By 2050, electricity generation accounts for almost half of total emissions reductions.
Both modellers found that some regions producing coal-fired power, particularly the Latrobe Valley and Gippsland in Victoria, would not shrink economically as power production changed, because they were well positioned to shift to the new sources of generation.
NSW, hardest hit by the carbon price with job losses and reduced economic output according to separate modelling conducted for the state government, is shown in the federal government modelling to steadily increase its generation capacity.
According to the ROAM results, the state’s generation capacity would double by 2050, with wind, new coal generation with carbon capture and storage, and gas-fired power gradually taking over from the black-coal plants.
Regarding Latrobe Valley and Gippsland, the MMA analysis said, ”the level of generation with brown coal falls with a carbon pricing regime. However … [the] region has close proximity to a major natural gas resource and parts of eastern Victoria have access to good wind, biomass and potentially geothermal resources.
”This leads to increased investment in generation exploiting these resources, particularly natural gas resources.

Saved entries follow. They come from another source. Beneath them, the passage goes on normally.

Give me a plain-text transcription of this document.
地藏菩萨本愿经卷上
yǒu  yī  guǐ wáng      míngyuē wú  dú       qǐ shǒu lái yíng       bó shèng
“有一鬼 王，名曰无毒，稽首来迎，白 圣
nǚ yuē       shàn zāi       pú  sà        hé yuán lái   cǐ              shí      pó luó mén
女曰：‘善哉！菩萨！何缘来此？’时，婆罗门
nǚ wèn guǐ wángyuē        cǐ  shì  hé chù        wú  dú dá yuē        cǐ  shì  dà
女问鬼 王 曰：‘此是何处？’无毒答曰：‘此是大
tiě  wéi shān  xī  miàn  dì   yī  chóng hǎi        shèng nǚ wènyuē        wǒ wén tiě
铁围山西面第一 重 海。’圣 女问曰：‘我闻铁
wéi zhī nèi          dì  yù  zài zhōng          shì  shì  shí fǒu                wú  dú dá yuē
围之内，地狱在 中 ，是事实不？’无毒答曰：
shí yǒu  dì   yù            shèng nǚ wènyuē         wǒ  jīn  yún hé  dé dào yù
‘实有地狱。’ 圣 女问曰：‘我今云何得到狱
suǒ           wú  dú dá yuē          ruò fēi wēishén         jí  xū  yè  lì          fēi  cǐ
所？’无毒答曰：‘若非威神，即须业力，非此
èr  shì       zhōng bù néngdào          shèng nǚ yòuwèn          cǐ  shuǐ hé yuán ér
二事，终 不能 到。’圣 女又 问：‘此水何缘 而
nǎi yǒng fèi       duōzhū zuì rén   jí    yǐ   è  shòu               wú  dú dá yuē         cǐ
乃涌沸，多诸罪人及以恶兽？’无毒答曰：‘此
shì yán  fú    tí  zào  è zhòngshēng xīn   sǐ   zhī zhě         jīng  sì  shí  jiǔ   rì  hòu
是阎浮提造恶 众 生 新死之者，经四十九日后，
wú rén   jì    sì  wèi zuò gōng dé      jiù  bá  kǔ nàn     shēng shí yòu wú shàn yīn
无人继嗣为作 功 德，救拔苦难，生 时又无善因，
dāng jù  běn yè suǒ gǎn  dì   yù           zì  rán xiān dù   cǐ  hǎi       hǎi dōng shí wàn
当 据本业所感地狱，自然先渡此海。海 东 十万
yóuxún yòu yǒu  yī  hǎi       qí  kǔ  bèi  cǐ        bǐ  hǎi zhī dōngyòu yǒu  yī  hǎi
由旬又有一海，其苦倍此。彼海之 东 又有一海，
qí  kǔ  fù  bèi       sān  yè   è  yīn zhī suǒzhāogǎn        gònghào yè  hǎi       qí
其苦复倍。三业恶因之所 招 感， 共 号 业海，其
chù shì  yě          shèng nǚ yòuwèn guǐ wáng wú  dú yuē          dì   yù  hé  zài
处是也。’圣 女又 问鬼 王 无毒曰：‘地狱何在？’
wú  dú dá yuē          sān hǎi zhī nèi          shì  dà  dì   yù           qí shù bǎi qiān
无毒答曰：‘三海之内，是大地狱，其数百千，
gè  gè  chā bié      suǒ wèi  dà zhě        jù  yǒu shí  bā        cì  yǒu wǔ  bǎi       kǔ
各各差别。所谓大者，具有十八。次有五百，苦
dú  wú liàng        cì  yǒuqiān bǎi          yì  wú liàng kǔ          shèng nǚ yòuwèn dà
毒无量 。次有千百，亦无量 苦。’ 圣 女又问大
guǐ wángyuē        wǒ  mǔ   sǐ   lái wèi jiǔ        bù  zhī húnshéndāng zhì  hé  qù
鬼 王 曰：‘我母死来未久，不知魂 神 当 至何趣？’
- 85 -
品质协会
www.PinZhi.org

The exploitation of these resources under carbon pricing means that the overall level of electricity generation may not fall.”

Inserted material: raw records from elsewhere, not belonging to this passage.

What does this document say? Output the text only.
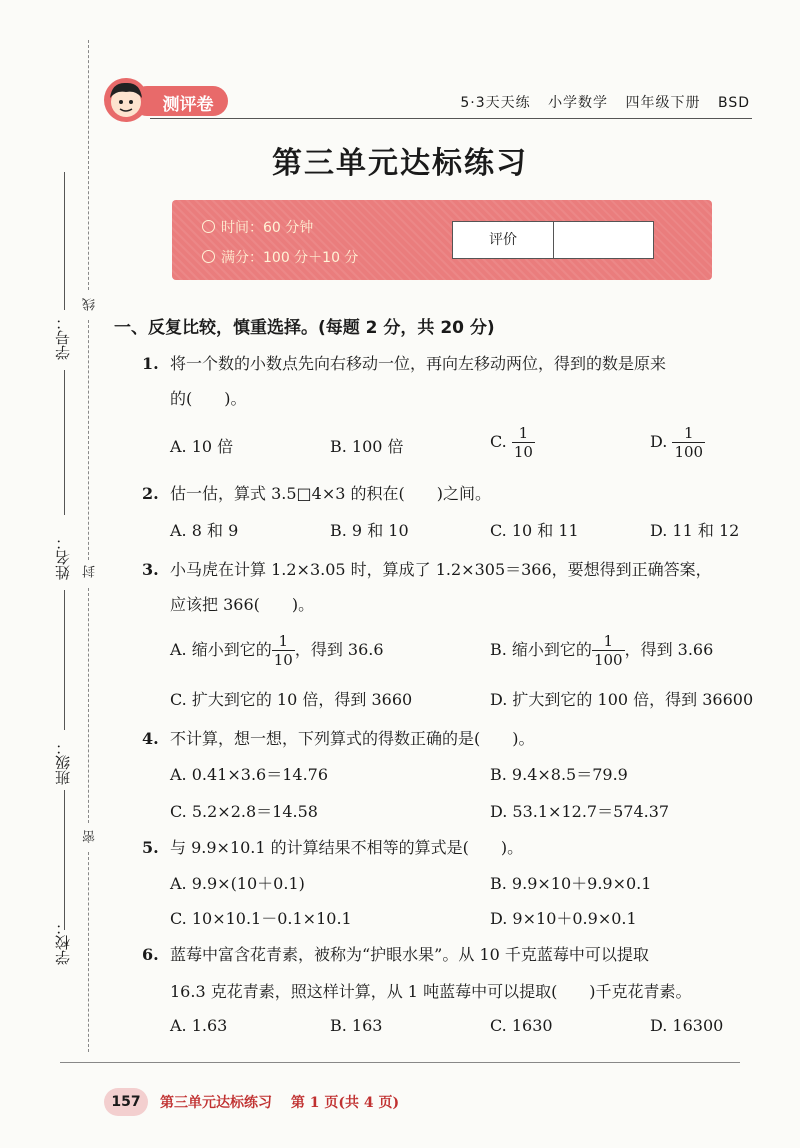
测评卷	5·3天天练 小学数学 四年级下册 BSD
第三单元达标练习
时间：60 分钟
满分：100 分＋10 分
评价
学号：
姓名：
班级：
学校：
线
封
密
一、反复比较，慎重选择。(每题 2 分，共 20 分)
1. 将一个数的小数点先向右移动一位，再向左移动两位，得到的数是原来
的(　　)。
A. 10 倍	B. 100 倍	C. $\frac{1}{10}$	D. $\frac{1}{100}$
2. 估一估，算式 3.5□4×3 的积在(　　)之间。
A. 8 和 9	B. 9 和 10	C. 10 和 11	D. 11 和 12
3. 小马虎在计算 1.2×3.05 时，算成了 1.2×305＝366，要想得到正确答案，
应该把 366(　　)。
A. 缩小到它的 $\frac{1}{10}$ ，得到 36.6	B. 缩小到它的 $\frac{1}{100}$ ，得到 3.66
C. 扩大到它的 10 倍，得到 3660	D. 扩大到它的 100 倍，得到 36600
4. 不计算，想一想，下列算式的得数正确的是(　　)。
A. 0.41×3.6＝14.76	B. 9.4×8.5＝79.9
C. 5.2×2.8＝14.58	D. 53.1×12.7＝574.37
5. 与 9.9×10.1 的计算结果不相等的算式是(　　)。
A. 9.9×(10＋0.1)	B. 9.9×10＋9.9×0.1
C. 10×10.1－0.1×10.1	D. 9×10＋0.9×0.1
6. 蓝莓中富含花青素，被称为“护眼水果”。从 10 千克蓝莓中可以提取
16.3 克花青素，照这样计算，从 1 吨蓝莓中可以提取(　　)千克花青素。
A. 1.63	B. 163	C. 1630	D. 16300
157	第三单元达标练习 第 1 页(共 4 页)
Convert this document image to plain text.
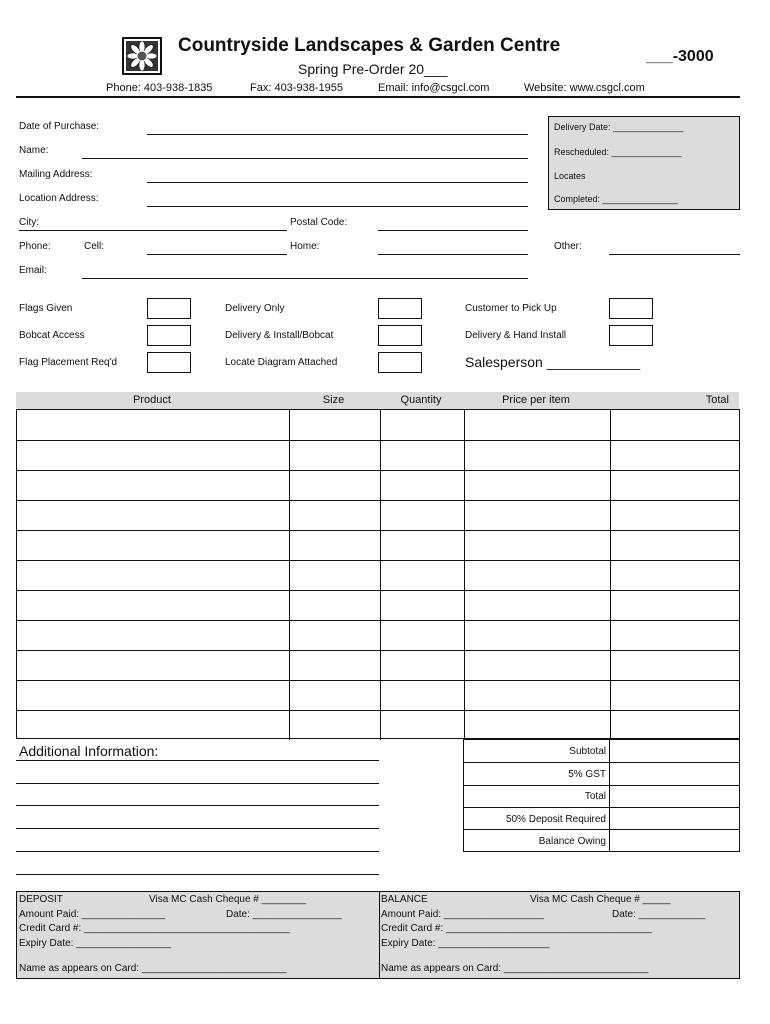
Countryside Landscapes & Garden Centre
Spring Pre-Order 20___
___-3000
Phone: 403-938-1835	Fax: 403-938-1955	Email: info@csgcl.com	Website: www.csgcl.com
Date of Purchase:
Name:
Mailing Address:
Location Address:
City:	Postal Code:
Phone:	Cell:	Home:	Other:
Email:
Delivery Date: ______________
Rescheduled: ______________
Locates
Completed: _______________
Flags Given
Bobcat Access
Flag Placement Req'd
Delivery Only
Delivery & Install/Bobcat
Locate Diagram Attached
Customer to Pick Up
Delivery & Hand Install
Salesperson ____________
Product	Size	Quantity	Price per item	Total
Additional Information:	Subtotal
5% GST
Total
50% Deposit Required
Balance Owing
DEPOSIT	Visa MC Cash Cheque # ________
Amount Paid: _______________	Date: ________________
Credit Card #: _____________________________________
Expiry Date: _________________
Name as appears on Card: __________________________
BALANCE	Visa MC Cash Cheque # _____
Amount Paid: __________________	Date: ____________
Credit Card #: _____________________________________
Expiry Date: ____________________
Name as appears on Card: __________________________
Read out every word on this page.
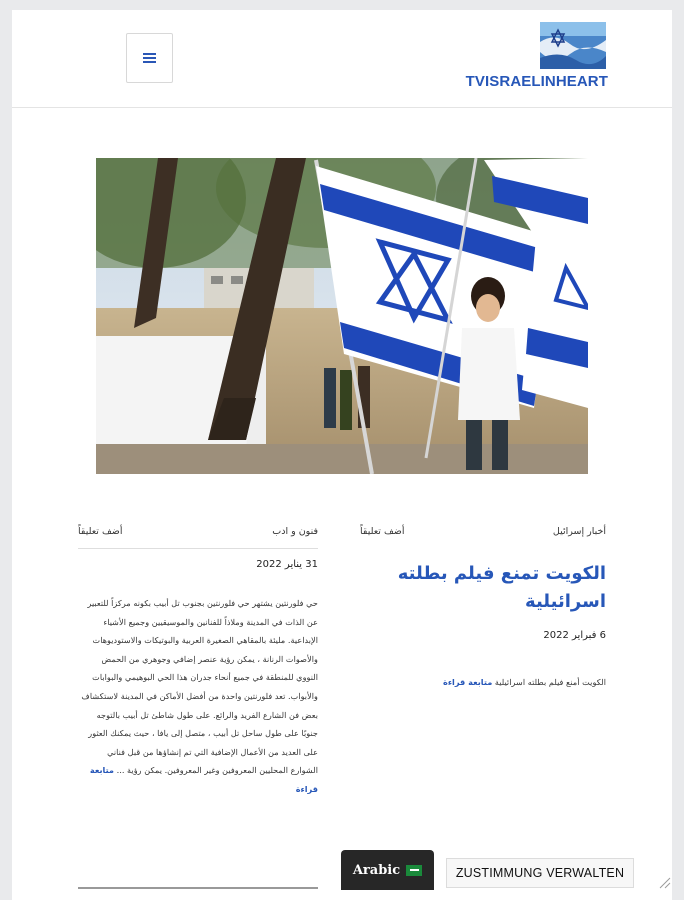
TVISRAELINHEART
أخبار إسرائيل
أضف تعليقاً
الكويت تمنع فيلم بطلته اسرائيلية
6 فبراير 2022
الكويت أمنع فيلم بطلته اسرائيلية متابعة قراءة
فنون و ادب
أضف تعليقاً
31 يناير 2022
حي فلورنتين يشتهر حي فلورنتين بجنوب تل أبيب بكونه مركزاً للتعبير عن الذات في المدينة وملاذاً للفنانين والموسيقيين وجميع الأشياء الإبداعية. مليئة بالمقاهي الصغيرة العربية والبوتيكات والاستوديوهات والأصوات الرنانة ، يمكن رؤية عنصر إضافي وجوهري من الحمض النووي للمنطقة في جميع أنحاء جدران هذا الحي البوهيمي والبوابات والأبواب. تعد فلورنتين واحدة من أفضل الأماكن في المدينة لاستكشاف بعض فن الشارع الفريد والرائع. على طول شاطئ تل أبيب بالتوجه جنوبًا على طول ساحل تل أبيب ، متصل إلى يافا ، حيث يمكنك العثور على العديد من الأعمال الإضافية التي تم إنشاؤها من قبل فناني الشوارع المحليين المعروفين وغير المعروفين. يمكن رؤية ... متابعة قراءة
Arabic	ZUSTIMMUNG VERWALTEN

And ROAM Consulting predicted electricity generation in the Latrobe Valley might increase, as old brown-coal plants close but gas, renewable and new carbon capture and storage plants are built.
Just like the Treasury modelling it informed, both MMA and ROAM base their calculations on a $20 carbon price, not the $23 price the multi-party climate change committee eventually agreed upon.
Another model by the CSIRO, of what would happen to road transport emissions, modelled a very different policy to the one eventually announced.
According to the government procurement system AusTender, MMA was paid $32,907 for its work and ROAM $145,200.
Both models showed a higher carbon price would have driven a much faster transformation of the electricity sector.
The Coalition has attacked the assumptions used in the Treasury modelling, which found household electricity prices would rise 10 per cent owing to the carbon price, and has called for it to be scrapped and redone.
However, the Climate Change Minister, Greg Combet, maintained it was ”detailed and rigorous”.